Francia parece imparable en este Mundial. Para detener a Les Bleus y evitar que alcancen su tercera final consecutiva hará falta algo verdaderamente extraordinario. El conjunto galo ha superado todo tipo de obstáculos en el camino: una tormenta que paralizó el juego durante dos horas en Filadelfia, la ausencia temporal de Deschamps por el fallecimiento de su madre y las artimañas de Paraguay en octavos. Aun así, aquí están, entre los ocho mejores del mundo.
El espectáculo que han ofrecido ha sido soberbio, especialmente ante Suecia en la ronda de 32, donde acumularon nada menos que 25 remates. Y lo más inquietante para sus rivales es que la selección francesa parece tener todavía recursos que no ha necesitado mostrar en este torneo.

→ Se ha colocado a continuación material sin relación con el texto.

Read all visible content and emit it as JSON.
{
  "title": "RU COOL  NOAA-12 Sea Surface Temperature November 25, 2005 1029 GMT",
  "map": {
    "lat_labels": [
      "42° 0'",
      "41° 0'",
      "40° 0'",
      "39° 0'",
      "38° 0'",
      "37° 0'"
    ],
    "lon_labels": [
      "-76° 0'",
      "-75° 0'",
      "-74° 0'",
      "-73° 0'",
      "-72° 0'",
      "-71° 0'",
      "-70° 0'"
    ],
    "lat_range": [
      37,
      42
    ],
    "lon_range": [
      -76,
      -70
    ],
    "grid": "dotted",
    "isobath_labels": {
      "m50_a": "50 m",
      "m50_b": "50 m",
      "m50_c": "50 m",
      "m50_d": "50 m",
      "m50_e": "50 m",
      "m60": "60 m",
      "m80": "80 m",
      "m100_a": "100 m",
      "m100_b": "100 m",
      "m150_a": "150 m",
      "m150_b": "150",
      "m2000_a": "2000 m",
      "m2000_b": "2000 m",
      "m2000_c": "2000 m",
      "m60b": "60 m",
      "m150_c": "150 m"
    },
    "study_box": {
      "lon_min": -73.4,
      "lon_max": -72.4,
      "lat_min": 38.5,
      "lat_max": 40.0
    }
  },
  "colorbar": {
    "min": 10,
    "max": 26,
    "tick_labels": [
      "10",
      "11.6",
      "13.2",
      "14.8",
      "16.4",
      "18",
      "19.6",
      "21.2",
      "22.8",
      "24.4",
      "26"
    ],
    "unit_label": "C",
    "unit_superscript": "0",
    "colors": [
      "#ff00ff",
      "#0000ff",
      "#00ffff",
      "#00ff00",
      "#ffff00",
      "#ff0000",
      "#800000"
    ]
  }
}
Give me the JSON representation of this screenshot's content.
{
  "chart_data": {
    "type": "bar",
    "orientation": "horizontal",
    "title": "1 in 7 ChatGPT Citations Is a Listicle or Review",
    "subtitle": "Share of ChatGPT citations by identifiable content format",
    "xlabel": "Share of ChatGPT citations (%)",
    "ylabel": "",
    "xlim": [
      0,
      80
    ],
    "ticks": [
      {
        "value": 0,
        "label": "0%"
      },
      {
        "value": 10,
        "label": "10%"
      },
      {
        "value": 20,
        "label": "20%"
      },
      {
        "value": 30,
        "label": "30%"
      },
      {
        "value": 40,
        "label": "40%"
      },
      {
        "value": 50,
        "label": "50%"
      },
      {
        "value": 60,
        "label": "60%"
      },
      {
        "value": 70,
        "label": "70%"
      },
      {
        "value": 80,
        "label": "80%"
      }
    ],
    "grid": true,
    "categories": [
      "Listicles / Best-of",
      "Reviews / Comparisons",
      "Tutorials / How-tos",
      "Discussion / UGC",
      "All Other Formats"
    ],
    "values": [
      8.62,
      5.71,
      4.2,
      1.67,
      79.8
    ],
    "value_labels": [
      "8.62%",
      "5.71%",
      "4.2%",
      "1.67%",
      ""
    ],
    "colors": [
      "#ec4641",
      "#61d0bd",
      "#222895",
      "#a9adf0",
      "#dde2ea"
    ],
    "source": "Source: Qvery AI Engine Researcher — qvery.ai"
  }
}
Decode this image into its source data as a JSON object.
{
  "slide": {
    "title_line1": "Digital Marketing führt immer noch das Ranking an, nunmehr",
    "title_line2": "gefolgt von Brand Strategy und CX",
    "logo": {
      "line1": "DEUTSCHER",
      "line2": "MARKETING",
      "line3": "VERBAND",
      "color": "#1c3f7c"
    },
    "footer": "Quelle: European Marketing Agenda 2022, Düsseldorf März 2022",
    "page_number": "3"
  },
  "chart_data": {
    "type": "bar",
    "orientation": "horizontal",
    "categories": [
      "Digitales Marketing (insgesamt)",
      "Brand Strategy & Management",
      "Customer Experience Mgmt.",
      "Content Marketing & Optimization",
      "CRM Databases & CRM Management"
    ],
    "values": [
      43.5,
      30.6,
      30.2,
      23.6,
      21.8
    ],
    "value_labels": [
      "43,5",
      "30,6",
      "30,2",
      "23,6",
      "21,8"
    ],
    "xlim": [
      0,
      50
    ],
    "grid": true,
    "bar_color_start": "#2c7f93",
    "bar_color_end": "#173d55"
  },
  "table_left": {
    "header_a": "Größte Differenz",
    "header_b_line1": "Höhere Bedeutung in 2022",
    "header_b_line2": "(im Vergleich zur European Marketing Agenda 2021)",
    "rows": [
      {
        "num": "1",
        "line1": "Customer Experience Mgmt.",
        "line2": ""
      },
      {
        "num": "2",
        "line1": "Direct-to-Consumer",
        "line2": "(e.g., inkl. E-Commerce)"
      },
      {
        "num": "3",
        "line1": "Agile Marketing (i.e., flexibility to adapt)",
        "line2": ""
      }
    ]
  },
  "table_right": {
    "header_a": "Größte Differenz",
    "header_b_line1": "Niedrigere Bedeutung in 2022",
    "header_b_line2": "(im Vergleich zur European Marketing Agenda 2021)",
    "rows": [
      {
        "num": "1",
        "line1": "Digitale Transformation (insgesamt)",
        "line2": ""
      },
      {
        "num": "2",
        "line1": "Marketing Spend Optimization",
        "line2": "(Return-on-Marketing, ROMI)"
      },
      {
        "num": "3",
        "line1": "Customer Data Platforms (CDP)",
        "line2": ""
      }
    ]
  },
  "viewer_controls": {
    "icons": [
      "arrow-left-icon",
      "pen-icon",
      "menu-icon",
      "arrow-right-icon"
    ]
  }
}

El peligro no viene únicamente de Mbappé, Olise y Dembélé, que entre los tres suman 20 participaciones en goles. Francia tampoco ha conocido aún la desventaja en el marcador, y solo ha encajado dos tantos en cinco partidos: uno cuando ganaban 3-0 a Senegal y otro con un 2-0 ante Noruega. La solidez defensiva, con William Saliba del Arsenal y Dayot Upamecano del Bayern de Múnich como pilares, ha sido extraordinaria.
En cuartos de final, Les Bleus se medirán a Marruecos, y si pasan, aguardan España o Bélgica en semifinales. España, que tampoco ha cedido ningún gol en el torneo, será sin duda el examen más exigente. Aunque Paraguay logró poner nerviosos a los franceses antes de que estos encontraran la fórmula para ganar, la profundidad del banquillo galo y su poderío ofensivo parecen demasiado para cualquier rival. Francia sigue siendo el gran favorito.